Refugees follow Swiss Army personnel who are building tents outside a refugee camp in Lyss, Switzerland © Ruben Sprich / Reuters
A commune in Switzerland’s north has advised its residents not to rent properties to asylum seekers as the authorities fear those would settle forever while the place cannot afford limitless social welfare benefits.
The move was proposed by the council of Rekingen in the canton of Aargau, according to the local Aargauer Zeitung newspaper. The town has currently some 1,000 residents, plus 143 asylum seekers.
The authorities particularly worry that if asylum seekers who have a B Residency Permit stay in the commune, they will receive social welfare benefits and would depend on them.
“The humanitarian idea behind renting an apartment to them is commendable,” the notice in the official community newsletter said. “These people depend on financial aid.
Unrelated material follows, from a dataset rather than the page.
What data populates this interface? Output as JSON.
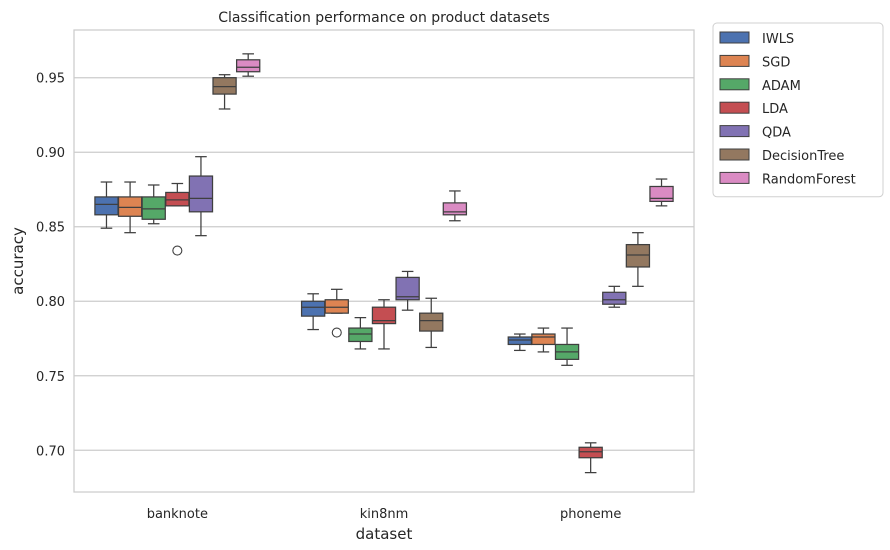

Once the municipality is liable, it could mean financial ruin for the community of Rekingen.”
Let's see: 1000 people supporting 143. Of course about half or more of those 1000 residents are children and mothers not working outside the home. That leaves about 500 working residents supporting 143 non-working residents. Yikes! The tax burden to accomplish this will be astounding! Then what happens when these single men marry and start having children? If they can't find work, with just one wife and one child, every single working person in Rekingen will be supporting one refugee or dependent. No wonder they are worked up.
For this reason, the town authorities said they are asking property owners “to refrain from making rental agreements with asylum seekers who are granted a B Permit”.
Switzerland defines a refugee with B Permit as a ‘recognized refugee’.
“Recognized refugees receive a one-year, renewable, B permit. For those who manage to successfully integrate in Switzerland, it is possible to apply for the C permit earlier, i.e. after 5 years of legal residence,” the legislation says.
The law states that the refugees may continue to reside in the canton and may “freely choose where in that canton they wish to live.” The canton then supports them financially upon arrival. In Rekingen, homes have been found by five asylum seekers.
A local refugee association has criticized the council’s move, saying that refugees should be helped, not feared.
“The fact is that these mostly young men were recognized by Switzerland as refugees and will stay here in all likelihood the rest of their lives,” Patrizia Bertschi, president of the Aargau Asylum Network Association, said.
“So we need to support them to find the right path to financial independence.”
However, a municipal councilor responsible for asylum, Roman Knöpfel, said that Rekingen faces a shortage of jobs and it would not be “terribly attractive or lucrative” for asylum seekers to remain there long.
It seems Rekingen is one of the few communities in Switzerland, if not Europe, that is looking realistically down the road. The rest are thinking with their hearts and ignoring the consequences.